Mr. Frazer on Animals in Greek Religion
In The Golden Bough (ii. 37) Mr. Frazer, whose superior knowledge and acuteness I am pleased to confess, has a theory different from that which I (following McLennan) propounded before The Golden Bough appeared. Greece had a bull-shaped Dionysus. [{83a}] ‘There is left no room to doubt that in rending and devouring a live bull at his festival, his worshippers believed that they were killing the god, eating his flesh, and drinking his blood.’ [{83b}] Mr. Frazer concludes that there are two possible explanations of Dionysus in his bull aspect. (1) This was an expression of his character as a deity of vegetation, ‘especially as the bull is a common embodiment of the corn-spirit in Northern Europe.’ [{84a}] (2) The other possible explanation ‘appears to be the view taken by Mr. Lang, who suggests that the bull-formed Dionysus “had either been developed out of, or had succeeded to, the worship of a bull-totem.”’ [{84b}]
Now, anthropologists are generally agreed, I think, that occasional sacrifices of and communion in the flesh of the totem or other sacred animals do occur among totemists. [{84c}] But Mr. Frazer and I both admit, and indeed are eager to state publicly, that the evidence for sacrifice of the totem, and communion in eating him, is very scanty.

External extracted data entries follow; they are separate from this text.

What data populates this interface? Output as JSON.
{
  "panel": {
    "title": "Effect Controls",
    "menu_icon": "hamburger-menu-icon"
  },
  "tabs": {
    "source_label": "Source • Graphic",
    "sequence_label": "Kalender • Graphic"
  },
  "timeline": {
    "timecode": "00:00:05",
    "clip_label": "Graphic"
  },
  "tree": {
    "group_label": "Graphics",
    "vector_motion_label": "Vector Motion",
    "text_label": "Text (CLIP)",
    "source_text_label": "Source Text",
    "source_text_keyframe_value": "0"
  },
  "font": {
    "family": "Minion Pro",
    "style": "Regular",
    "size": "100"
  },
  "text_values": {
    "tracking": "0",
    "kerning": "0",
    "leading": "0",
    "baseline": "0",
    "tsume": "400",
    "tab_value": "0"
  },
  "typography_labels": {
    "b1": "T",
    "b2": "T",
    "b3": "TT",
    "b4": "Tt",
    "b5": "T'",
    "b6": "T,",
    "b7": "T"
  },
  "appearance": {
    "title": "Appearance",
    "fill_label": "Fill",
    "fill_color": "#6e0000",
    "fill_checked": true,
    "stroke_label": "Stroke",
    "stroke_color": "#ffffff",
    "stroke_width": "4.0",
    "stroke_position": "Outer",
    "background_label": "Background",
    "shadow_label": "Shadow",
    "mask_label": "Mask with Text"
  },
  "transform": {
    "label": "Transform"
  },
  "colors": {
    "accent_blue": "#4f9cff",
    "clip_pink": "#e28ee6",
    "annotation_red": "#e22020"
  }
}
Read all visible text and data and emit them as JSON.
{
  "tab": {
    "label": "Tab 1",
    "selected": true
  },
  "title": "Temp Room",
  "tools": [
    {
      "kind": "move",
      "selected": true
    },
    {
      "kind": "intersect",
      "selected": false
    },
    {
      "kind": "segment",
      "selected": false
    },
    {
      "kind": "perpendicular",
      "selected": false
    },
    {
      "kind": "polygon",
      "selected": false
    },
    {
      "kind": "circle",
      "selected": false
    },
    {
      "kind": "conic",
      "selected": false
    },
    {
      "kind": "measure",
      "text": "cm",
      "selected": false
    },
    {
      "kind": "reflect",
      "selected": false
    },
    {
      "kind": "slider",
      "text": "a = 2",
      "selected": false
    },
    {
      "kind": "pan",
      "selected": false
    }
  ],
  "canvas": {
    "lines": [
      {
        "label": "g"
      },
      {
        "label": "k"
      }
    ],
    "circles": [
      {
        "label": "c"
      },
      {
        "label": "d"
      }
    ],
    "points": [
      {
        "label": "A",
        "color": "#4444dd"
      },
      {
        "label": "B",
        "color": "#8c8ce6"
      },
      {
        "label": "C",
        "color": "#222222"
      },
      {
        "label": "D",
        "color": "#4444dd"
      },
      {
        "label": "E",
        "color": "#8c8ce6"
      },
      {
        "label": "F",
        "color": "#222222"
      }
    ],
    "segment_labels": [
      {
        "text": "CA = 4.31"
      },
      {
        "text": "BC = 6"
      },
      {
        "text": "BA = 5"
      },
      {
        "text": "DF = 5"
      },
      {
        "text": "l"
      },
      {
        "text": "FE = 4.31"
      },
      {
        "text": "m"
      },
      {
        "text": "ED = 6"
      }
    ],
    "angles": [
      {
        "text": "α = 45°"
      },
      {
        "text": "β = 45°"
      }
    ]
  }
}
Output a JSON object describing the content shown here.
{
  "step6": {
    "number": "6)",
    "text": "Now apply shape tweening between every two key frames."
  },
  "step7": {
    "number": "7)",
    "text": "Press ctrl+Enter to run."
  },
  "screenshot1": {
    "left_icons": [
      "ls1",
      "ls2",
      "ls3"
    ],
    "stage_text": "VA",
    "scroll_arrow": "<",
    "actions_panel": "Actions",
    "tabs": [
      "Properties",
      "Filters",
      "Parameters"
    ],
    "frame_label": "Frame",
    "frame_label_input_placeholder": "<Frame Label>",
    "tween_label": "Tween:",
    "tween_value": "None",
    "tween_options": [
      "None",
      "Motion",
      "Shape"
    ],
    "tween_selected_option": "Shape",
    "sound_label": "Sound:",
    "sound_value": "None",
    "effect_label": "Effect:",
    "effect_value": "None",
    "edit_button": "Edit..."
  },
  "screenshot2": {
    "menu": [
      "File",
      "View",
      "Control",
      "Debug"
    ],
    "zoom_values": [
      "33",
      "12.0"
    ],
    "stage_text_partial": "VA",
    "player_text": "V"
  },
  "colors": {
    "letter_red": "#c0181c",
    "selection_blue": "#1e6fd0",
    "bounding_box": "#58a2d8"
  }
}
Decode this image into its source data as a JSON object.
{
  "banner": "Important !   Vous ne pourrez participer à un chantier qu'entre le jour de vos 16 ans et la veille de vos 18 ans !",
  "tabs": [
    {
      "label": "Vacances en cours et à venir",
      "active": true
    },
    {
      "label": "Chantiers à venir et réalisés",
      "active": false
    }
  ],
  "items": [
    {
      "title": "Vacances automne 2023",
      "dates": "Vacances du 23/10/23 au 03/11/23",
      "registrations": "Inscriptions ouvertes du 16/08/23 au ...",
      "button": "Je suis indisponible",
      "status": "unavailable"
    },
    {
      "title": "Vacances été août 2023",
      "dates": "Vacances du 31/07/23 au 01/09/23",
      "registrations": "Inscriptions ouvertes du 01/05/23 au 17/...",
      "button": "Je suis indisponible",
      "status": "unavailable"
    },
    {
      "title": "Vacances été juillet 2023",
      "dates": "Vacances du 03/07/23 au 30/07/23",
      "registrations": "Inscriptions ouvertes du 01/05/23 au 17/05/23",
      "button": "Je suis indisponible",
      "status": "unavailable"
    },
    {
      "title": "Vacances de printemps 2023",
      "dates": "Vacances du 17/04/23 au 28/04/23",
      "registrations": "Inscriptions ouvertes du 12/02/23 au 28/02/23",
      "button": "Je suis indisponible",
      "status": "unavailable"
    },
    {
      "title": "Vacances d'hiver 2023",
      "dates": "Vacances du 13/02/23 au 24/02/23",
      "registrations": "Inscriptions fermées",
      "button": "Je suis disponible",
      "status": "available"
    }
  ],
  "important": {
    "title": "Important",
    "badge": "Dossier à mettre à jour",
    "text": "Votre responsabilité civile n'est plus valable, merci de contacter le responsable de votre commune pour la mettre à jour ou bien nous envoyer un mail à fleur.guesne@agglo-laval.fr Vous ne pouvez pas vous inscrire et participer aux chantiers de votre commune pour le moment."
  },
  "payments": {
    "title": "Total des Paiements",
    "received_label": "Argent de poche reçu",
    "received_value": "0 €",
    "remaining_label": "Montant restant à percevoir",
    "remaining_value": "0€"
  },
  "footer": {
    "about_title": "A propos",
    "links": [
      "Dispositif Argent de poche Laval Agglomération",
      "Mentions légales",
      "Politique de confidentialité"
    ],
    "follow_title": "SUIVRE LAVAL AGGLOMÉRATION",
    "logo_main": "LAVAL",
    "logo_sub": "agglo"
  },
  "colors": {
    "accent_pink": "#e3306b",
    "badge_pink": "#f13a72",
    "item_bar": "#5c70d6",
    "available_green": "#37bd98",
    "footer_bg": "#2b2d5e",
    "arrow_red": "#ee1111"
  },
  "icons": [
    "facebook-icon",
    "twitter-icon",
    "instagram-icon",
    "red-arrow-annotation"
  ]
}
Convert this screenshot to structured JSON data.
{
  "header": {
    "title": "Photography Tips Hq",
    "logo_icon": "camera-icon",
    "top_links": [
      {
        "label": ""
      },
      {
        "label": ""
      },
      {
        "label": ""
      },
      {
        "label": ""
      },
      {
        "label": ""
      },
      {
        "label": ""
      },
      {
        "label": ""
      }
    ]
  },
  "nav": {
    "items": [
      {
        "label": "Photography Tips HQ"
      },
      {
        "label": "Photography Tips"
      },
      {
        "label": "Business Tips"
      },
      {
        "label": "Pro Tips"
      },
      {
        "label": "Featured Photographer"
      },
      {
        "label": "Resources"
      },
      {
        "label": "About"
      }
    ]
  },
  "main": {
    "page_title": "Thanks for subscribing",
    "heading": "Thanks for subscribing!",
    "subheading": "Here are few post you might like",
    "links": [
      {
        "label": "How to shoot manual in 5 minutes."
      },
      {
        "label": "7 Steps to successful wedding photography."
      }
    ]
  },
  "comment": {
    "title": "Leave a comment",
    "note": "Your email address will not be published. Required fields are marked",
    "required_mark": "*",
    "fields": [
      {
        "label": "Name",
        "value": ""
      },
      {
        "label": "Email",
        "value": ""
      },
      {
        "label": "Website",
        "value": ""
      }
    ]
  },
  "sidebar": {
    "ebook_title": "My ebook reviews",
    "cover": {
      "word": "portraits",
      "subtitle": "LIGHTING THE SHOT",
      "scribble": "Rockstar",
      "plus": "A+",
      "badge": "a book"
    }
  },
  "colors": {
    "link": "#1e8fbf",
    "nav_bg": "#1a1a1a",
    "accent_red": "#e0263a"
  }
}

The fact is rather inferred from rites among peoples just emerging from totemism (see the case of the Californian buzzard, in Bancroft) than derived from actual observation. On this head too much has been taken for granted by anthropologists. But I learn that direct evidence has been obtained, and is on the point of publication. The facts I may not anticipate here, but the evidence will be properly sifted, and bias of theory discounted.
To return to my theory of the development of Dionysus into a totem, or of his inheritance of the rites of a totem, Mr. Frazer says, ‘Of course this is possible, but it is not yet certain that Aryans ever had totemism.’ [{84d}] Now, in writing of the mouse, I had taken care to observe that, in origin, the mouse as a totem need not have been Aryan, but adopted. People who think that the Aryans did not pass through a stage of totemism, female kin, and so forth, can always fall back (to account for apparent survivals of such things among Aryans) on ‘Pre-Aryan conquered peoples,’ such as the Picts. Aryans may be enticed by these bad races and become Pictis ipsis Pictiores.